US Airways is moving towards more non-stop service and must reduce its costs still further to remodel itself as a low-fares airline.

New US Airways chief executive Bruce Lakefield declared that he had not taken office to preside over the dissolution of the carrier, telling employees in one of his first recorded messages: "I'm not interested in breaking up the company and selling it in chunks." But the company conceded in a regulatory filing that the entry of Southwest Airlines into its main hub, Philadelphia, may force it to file for bankruptcy again, 15 months after it emerged for the first time, and may compel it to sell off assets.

Days before Southwest's onslaught began, Lakefield met union leaders to outline his plan to transform US Airways into a lower-cost airline. The idea is to take US Airways away from the hub-and-spoke model by offering more non-stops. The plan emphasises increased direct flying from its business-centre airports - Boston Logan, New York LaGuardia and Washington Reagan National - as well as Philadelphia. It retains its Caribbean and transatlantic operations, but formally downgraded Pittsburgh from hub status.

The carrier is clear that it must still lower costs. Its trip cost between Philadelphia and Orlando is over $14,000 with a 126-seat Boeing 737-300, while an unidentified low-cost carrier's is under $8,000 with a one-class 137-seat 737-300. So the US Airways break-even fare at an 83% load factor is $135, while that of low-cost carriers is $70 at the same load factor.

In reaction to the Southwest invasion, US Airways launched a "guerilla marketing" campaign that featured giving away pizza on the streets of Philadelphia and other publicity stunts.
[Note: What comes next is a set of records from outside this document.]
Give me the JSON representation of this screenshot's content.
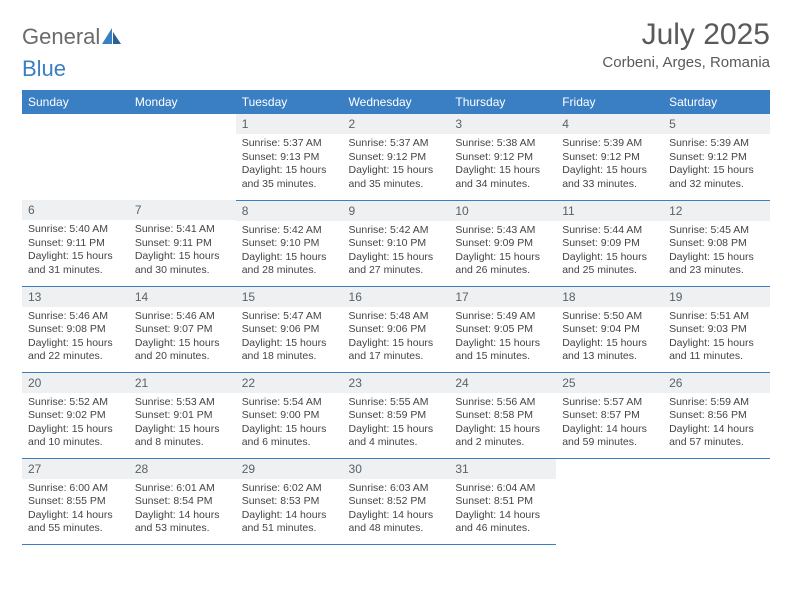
{
  "brand": {
    "part1": "General",
    "part2": "Blue"
  },
  "title": "July 2025",
  "location": "Corbeni, Arges, Romania",
  "colors": {
    "header_bg": "#3a7fc4",
    "header_fg": "#ffffff",
    "daynum_bg": "#eef0f1",
    "daynum_fg": "#57636c",
    "border": "#3a7fc4",
    "text": "#444444"
  },
  "typography": {
    "title_fontsize": 30,
    "subtitle_fontsize": 15,
    "header_fontsize": 12,
    "daynum_fontsize": 12,
    "body_fontsize": 10.5
  },
  "weekdays": [
    "Sunday",
    "Monday",
    "Tuesday",
    "Wednesday",
    "Thursday",
    "Friday",
    "Saturday"
  ],
  "weeks": [
    [
      null,
      null,
      {
        "n": "1",
        "sr": "5:37 AM",
        "ss": "9:13 PM",
        "dl": "15 hours and 35 minutes."
      },
      {
        "n": "2",
        "sr": "5:37 AM",
        "ss": "9:12 PM",
        "dl": "15 hours and 35 minutes."
      },
      {
        "n": "3",
        "sr": "5:38 AM",
        "ss": "9:12 PM",
        "dl": "15 hours and 34 minutes."
      },
      {
        "n": "4",
        "sr": "5:39 AM",
        "ss": "9:12 PM",
        "dl": "15 hours and 33 minutes."
      },
      {
        "n": "5",
        "sr": "5:39 AM",
        "ss": "9:12 PM",
        "dl": "15 hours and 32 minutes."
      }
    ],
    [
      {
        "n": "6",
        "sr": "5:40 AM",
        "ss": "9:11 PM",
        "dl": "15 hours and 31 minutes."
      },
      {
        "n": "7",
        "sr": "5:41 AM",
        "ss": "9:11 PM",
        "dl": "15 hours and 30 minutes."
      },
      {
        "n": "8",
        "sr": "5:42 AM",
        "ss": "9:10 PM",
        "dl": "15 hours and 28 minutes."
      },
      {
        "n": "9",
        "sr": "5:42 AM",
        "ss": "9:10 PM",
        "dl": "15 hours and 27 minutes."
      },
      {
        "n": "10",
        "sr": "5:43 AM",
        "ss": "9:09 PM",
        "dl": "15 hours and 26 minutes."
      },
      {
        "n": "11",
        "sr": "5:44 AM",
        "ss": "9:09 PM",
        "dl": "15 hours and 25 minutes."
      },
      {
        "n": "12",
        "sr": "5:45 AM",
        "ss": "9:08 PM",
        "dl": "15 hours and 23 minutes."
      }
    ],
    [
      {
        "n": "13",
        "sr": "5:46 AM",
        "ss": "9:08 PM",
        "dl": "15 hours and 22 minutes."
      },
      {
        "n": "14",
        "sr": "5:46 AM",
        "ss": "9:07 PM",
        "dl": "15 hours and 20 minutes."
      },
      {
        "n": "15",
        "sr": "5:47 AM",
        "ss": "9:06 PM",
        "dl": "15 hours and 18 minutes."
      },
      {
        "n": "16",
        "sr": "5:48 AM",
        "ss": "9:06 PM",
        "dl": "15 hours and 17 minutes."
      },
      {
        "n": "17",
        "sr": "5:49 AM",
        "ss": "9:05 PM",
        "dl": "15 hours and 15 minutes."
      },
      {
        "n": "18",
        "sr": "5:50 AM",
        "ss": "9:04 PM",
        "dl": "15 hours and 13 minutes."
      },
      {
        "n": "19",
        "sr": "5:51 AM",
        "ss": "9:03 PM",
        "dl": "15 hours and 11 minutes."
      }
    ],
    [
      {
        "n": "20",
        "sr": "5:52 AM",
        "ss": "9:02 PM",
        "dl": "15 hours and 10 minutes."
      },
      {
        "n": "21",
        "sr": "5:53 AM",
        "ss": "9:01 PM",
        "dl": "15 hours and 8 minutes."
      },
      {
        "n": "22",
        "sr": "5:54 AM",
        "ss": "9:00 PM",
        "dl": "15 hours and 6 minutes."
      },
      {
        "n": "23",
        "sr": "5:55 AM",
        "ss": "8:59 PM",
        "dl": "15 hours and 4 minutes."
      },
      {
        "n": "24",
        "sr": "5:56 AM",
        "ss": "8:58 PM",
        "dl": "15 hours and 2 minutes."
      },
      {
        "n": "25",
        "sr": "5:57 AM",
        "ss": "8:57 PM",
        "dl": "14 hours and 59 minutes."
      },
      {
        "n": "26",
        "sr": "5:59 AM",
        "ss": "8:56 PM",
        "dl": "14 hours and 57 minutes."
      }
    ],
    [
      {
        "n": "27",
        "sr": "6:00 AM",
        "ss": "8:55 PM",
        "dl": "14 hours and 55 minutes."
      },
      {
        "n": "28",
        "sr": "6:01 AM",
        "ss": "8:54 PM",
        "dl": "14 hours and 53 minutes."
      },
      {
        "n": "29",
        "sr": "6:02 AM",
        "ss": "8:53 PM",
        "dl": "14 hours and 51 minutes."
      },
      {
        "n": "30",
        "sr": "6:03 AM",
        "ss": "8:52 PM",
        "dl": "14 hours and 48 minutes."
      },
      {
        "n": "31",
        "sr": "6:04 AM",
        "ss": "8:51 PM",
        "dl": "14 hours and 46 minutes."
      },
      null,
      null
    ]
  ],
  "labels": {
    "sunrise": "Sunrise:",
    "sunset": "Sunset:",
    "daylight": "Daylight:"
  }
}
Its centrepiece, however, simplified pricing called "Philly Go Fares", removes Saturday-night stays and lowers the highest fare by 40-60%, but applies only in markets where US Airways and Southwest compete, says Lehman Brothers analyst Gary Chase.

Many of the new fares are still higher than the Southwest fares, which led JP Morgan Securities analyst Jamie Baker to note: "In the vernacular of pricing circles, this is known as charging a stupid premium."

Worse, Standard & Poor's cut US Airways debt ratings to CCC+, which may jeopardise the financing of the new Bombardier and Embraer regional jets that were the key to previous chief executive David Siegel's survival plan for the airline. Siegel resigned in April under intense union pressure and was replaced by Lakefield. The downgrade triggers an escape clause for lessor GECAS to end or modify its $2.8 billion in backing for the regional jets.